Some 40 per cent of all Ghanaian women lack the freedom to decide for themselves when it comes to reproductive health and sexual relations. This was contained in the 2018 Atlas for the Sustainable Development Goals, SDGs.
Concerning the Sustainable Development Goal five (SDG-5), which among other things, is aimed at achieving equality and empowering all women and girls, it is reported that, many women in sub-Saharan Africa are not free to make their own informed decisions regarding sexual relations, contraceptive use, and reproductive healthcare.
According to the survey, for women to be considered free to make their own decisions regarding sexual and reproductive health, they must answer affirmatively to three questions in surveys. These are being free to: refuse sexual intercourse with their husband or partner if they do not want it, decide on the use of contraception, and decide on their own healthcare.

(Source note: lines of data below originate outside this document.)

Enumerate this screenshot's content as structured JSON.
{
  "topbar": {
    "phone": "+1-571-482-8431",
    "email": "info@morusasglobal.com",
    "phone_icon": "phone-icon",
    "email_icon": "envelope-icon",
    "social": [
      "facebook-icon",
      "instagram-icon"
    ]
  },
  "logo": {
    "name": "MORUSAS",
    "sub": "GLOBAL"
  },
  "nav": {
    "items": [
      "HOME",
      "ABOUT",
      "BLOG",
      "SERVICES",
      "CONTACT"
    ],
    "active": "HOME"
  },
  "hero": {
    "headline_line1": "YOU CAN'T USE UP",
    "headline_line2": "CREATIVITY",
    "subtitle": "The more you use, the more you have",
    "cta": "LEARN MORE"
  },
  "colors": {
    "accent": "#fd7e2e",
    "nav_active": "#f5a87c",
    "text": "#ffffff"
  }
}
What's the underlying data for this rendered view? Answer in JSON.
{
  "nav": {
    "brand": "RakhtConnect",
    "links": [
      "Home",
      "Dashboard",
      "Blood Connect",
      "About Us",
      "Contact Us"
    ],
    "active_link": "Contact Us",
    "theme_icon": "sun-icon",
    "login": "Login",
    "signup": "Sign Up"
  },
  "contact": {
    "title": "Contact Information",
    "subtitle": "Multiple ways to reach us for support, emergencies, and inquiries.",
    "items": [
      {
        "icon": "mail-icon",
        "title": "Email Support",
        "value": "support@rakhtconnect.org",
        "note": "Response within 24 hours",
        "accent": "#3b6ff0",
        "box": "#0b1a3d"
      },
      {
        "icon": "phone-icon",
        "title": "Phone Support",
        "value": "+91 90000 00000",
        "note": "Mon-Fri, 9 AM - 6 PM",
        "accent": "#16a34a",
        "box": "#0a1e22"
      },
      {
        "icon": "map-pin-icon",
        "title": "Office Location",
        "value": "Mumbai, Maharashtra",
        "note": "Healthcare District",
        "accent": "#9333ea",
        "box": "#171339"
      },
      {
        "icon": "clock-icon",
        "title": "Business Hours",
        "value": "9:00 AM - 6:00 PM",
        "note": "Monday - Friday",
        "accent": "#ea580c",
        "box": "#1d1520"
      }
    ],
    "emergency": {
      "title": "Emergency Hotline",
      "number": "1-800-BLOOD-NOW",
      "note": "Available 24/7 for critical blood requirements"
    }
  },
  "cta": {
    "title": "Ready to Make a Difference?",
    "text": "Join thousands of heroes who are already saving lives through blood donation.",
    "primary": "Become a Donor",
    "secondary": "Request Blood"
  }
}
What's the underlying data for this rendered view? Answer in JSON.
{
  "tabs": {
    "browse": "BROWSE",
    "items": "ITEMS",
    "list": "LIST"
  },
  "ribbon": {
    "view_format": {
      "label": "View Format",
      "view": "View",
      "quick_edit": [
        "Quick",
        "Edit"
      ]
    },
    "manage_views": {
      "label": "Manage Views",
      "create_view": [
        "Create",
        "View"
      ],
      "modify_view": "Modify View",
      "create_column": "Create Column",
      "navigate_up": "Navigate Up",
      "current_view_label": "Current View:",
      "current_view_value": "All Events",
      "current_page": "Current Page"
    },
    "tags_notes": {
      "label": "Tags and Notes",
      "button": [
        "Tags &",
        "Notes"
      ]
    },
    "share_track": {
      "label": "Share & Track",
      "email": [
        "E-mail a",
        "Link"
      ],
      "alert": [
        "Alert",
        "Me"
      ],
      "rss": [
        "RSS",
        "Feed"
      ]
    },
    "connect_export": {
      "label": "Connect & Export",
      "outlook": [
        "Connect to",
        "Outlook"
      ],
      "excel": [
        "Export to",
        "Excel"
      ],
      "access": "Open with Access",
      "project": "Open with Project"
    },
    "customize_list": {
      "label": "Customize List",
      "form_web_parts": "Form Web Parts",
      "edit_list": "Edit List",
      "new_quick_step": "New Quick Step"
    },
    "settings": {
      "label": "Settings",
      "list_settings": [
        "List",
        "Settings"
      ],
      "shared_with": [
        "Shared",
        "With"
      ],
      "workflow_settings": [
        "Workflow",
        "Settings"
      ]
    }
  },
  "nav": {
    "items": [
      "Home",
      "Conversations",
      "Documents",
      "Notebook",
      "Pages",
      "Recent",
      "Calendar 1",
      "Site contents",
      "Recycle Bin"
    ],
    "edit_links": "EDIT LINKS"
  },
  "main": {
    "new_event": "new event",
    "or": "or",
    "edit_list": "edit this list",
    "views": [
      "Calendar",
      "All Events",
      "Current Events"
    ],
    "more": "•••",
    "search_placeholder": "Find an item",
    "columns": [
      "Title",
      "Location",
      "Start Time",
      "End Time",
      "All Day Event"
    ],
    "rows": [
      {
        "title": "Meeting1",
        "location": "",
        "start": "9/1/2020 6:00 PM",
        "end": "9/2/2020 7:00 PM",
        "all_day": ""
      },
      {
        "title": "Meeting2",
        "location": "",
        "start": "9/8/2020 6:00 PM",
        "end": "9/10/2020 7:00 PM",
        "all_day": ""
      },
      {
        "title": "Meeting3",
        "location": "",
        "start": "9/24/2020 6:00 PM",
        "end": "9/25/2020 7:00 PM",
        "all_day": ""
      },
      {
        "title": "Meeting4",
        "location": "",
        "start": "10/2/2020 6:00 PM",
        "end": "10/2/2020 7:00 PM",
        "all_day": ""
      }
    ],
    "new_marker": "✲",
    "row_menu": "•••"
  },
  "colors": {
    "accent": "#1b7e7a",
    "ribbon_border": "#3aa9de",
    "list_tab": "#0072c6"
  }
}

Ghana is ranked the eighth freest country for women when compared with other countries in sub-Sahara Africa, and second in West Africa. Liberia is the freest country for women in West Africa, with almost 70 per cent of women free to make their own decisions on reproductive healthcare and sexual relations. Liberia is the third freest in sub-Sahara Africa behind Rwanda and Namibia which have a little over seventy per cent of women free to make sexual relation and reproductive healthcare decision.
Cameroon, Chad, Niger, Mali, and Senegal are the top five countries in the sub-Saharan region where women’s freedom is limited. In Senegal and Mali, less than 10 per cent of women are free to make their own decisions concerning reproductive health and sexual relations. Mali for instance is estimated to have only 10 per cent of women using modern contraception methods – as a consequence, women in Mali have an average of 6.1 children.
With more than half of Ghanaian women having the freedom to decide on reproductive healthcare and sexual relation, Ghana may not be performing abysmally in this regard but if Ghana is to cut down on her rapidly growing population, as well as meet the targets set out in SDG-5 by 2030, there is the need for the country to put in place policy interventions that sufficiently empower more women to decide when it comes to sexual relations and reproductive healthcare.